LA PORTE DE LA CHAMBRE s'ouvrît sur le visage soucieux de Tiberius Regilis, le patriarche de la noble famille romaine, du sang de l'antique Empire. Il avait à faire en ce jour d'hiver, alors que la neige recouvrait la pierre du Colisée, qui faisait face à leur demeure, dissimulée par un sortilège. Oh oui, il avait des tonnes de choses à faire : terminer de rembourser l'emprunt qu'il devait à la banque Alfieri, compléter la paperasse liée au déménagement prochain de la famille dans le Nouveau Monde, gérer la maisonnée et tous les elfes qui n'en faisaient qu'à leur tête.

Et pourtant, suite aux demandes incessantes de sa charmante femme, il avait décidé de mettre ces occupations de côté afin de se renseigner sur l'état de son fils aîné. Livia ne cessait de lui retourner la tête, tous les soirs c'était la même rengaine. August refusait de quitter sa chambre, sous aucun prétexte. S'il avait eu quelques années de plus, Tiberius aurait mis cela sur le dos de l'adolescence. Mais le petit garçon que son fils aîné était cachait certainement autre chose.

Ainsi le voilà, alors que le midi n'avait même sonné. Il avait traversé le couloir bordé de statues mouvantes, tantôt effrayantes, tantôt de toute beauté, pour rejoindre la chambre de son fils. Et il avait frappé à la porte. Une. Deux fois. Aucune réponse. En tant que père, il avait alors estimé qu'il avait tout à fait le droit d'entrer dans demander l'avis d'August, c'était ce qu'il avait fait.

La chambre était parfaitement rangée. Rien ne dépassait des étagères. Seul un épais livre d'études des runes avait été ouvert sur le petit bureau de bois. Rien au sol. Rien sur le lit. Mis à part la petite tête blonde d'August Regilis, l'esprit voguant dans l'océan de son imagination, les yeux tournés vers la fenêtre fournissant la seule lumière de la pièce.

Il toussa pour attirer l'attention de l'enfant, rien n'y fit. C'est dans ces moments là que Tiberius se rendait compte qu'il avait failli à ses devoirs de père durant toutes ses années. Mais lorsqu'on était le chef de l'une des plus puissantes familles de sorciers d'Europe, il fallait faire des sacrifices. Parfois lourds.

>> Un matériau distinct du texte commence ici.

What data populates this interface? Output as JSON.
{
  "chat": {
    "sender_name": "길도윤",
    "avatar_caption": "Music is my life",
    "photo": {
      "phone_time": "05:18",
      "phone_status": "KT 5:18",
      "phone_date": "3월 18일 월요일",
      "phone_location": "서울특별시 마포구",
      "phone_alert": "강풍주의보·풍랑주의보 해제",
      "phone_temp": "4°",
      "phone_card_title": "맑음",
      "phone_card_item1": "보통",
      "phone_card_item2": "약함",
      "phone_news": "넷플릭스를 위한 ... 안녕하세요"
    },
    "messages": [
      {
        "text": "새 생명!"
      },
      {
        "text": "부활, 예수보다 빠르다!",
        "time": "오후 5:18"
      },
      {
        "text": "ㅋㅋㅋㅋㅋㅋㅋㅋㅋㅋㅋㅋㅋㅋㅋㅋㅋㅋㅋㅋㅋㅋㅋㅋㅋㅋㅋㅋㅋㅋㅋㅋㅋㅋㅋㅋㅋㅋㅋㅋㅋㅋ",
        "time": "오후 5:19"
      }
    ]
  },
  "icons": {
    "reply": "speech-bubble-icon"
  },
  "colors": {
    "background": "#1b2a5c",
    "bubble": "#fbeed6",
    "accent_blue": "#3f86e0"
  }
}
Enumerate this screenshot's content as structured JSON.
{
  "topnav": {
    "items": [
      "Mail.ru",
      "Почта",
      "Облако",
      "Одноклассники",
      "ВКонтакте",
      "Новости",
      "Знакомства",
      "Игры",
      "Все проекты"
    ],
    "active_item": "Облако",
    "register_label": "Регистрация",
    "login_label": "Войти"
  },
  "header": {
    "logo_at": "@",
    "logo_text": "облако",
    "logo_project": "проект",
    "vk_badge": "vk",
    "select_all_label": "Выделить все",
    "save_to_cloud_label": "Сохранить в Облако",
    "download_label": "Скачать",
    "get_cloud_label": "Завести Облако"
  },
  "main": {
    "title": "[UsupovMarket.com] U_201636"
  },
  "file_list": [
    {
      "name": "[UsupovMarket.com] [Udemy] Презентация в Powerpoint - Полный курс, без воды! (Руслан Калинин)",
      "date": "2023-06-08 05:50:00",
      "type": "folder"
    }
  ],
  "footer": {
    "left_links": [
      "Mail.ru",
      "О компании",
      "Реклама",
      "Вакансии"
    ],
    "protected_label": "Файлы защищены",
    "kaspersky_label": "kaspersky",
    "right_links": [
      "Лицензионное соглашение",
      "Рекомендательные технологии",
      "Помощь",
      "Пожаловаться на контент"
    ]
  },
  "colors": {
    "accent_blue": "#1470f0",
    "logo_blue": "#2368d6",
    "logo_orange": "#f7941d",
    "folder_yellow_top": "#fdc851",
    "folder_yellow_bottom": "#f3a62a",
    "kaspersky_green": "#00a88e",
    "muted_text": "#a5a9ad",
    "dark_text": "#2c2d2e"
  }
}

— August ? tenta-t-il, d'une voix doucereuse. Ta mère m'a dit que ça n'allait pas en ce moment.

Le blondin se renfrogna. Son père s'attendait à des remontrances, à se faire renvoyer de cette pièce dont il n'était pas le maître. Pourtant, le garçonnet se contenta s'ouvrir la bouche, prononçant ces mots :

— Je m'ennuie.

Tiberius haussa l'un de ses sourcils broussailleux. C'était tout ? Son fils s'ennuyait ? Il était vrai qu'il semblait impatient d'obtenir sa première baguette afin de commencer à pratiquer cette magie qui le fascinait tant. Mais de là à ne trouver aucune autre occupation...

— Pourquoi ne vas-tu pas t'amuser avec tes frères et sœurs ?

— Numerian est un idiot, marmonna l'enfant. Et Agrippine ne pense qu'à ses poupées.

Tiberius se frotta le crâne, incompréhensif. Enfant, il s'entendait très bien avec son cadet, Claude, ainsi, il n'avait jamais ressenti cette sensation. L'ennui, le vide de l'esprit, l'absence de tout sentiment agréable. Juste le temps qui passe. Lentement.

Il ne pouvait obliger son fils à fréquenter sa fratrie, malheureusement. Le mettre d'encore plus mauvaise humeur n'apporterait rien de bon. Il pourrait peut-être demander à un elfe de la maison de le divertir ? Non, il n'aurait droit qu'aux remontrances de Livia. Hors de question qu'un membre de leur noble famille s'abaisse à s'amuser avec l'une de ces abjectes créatures.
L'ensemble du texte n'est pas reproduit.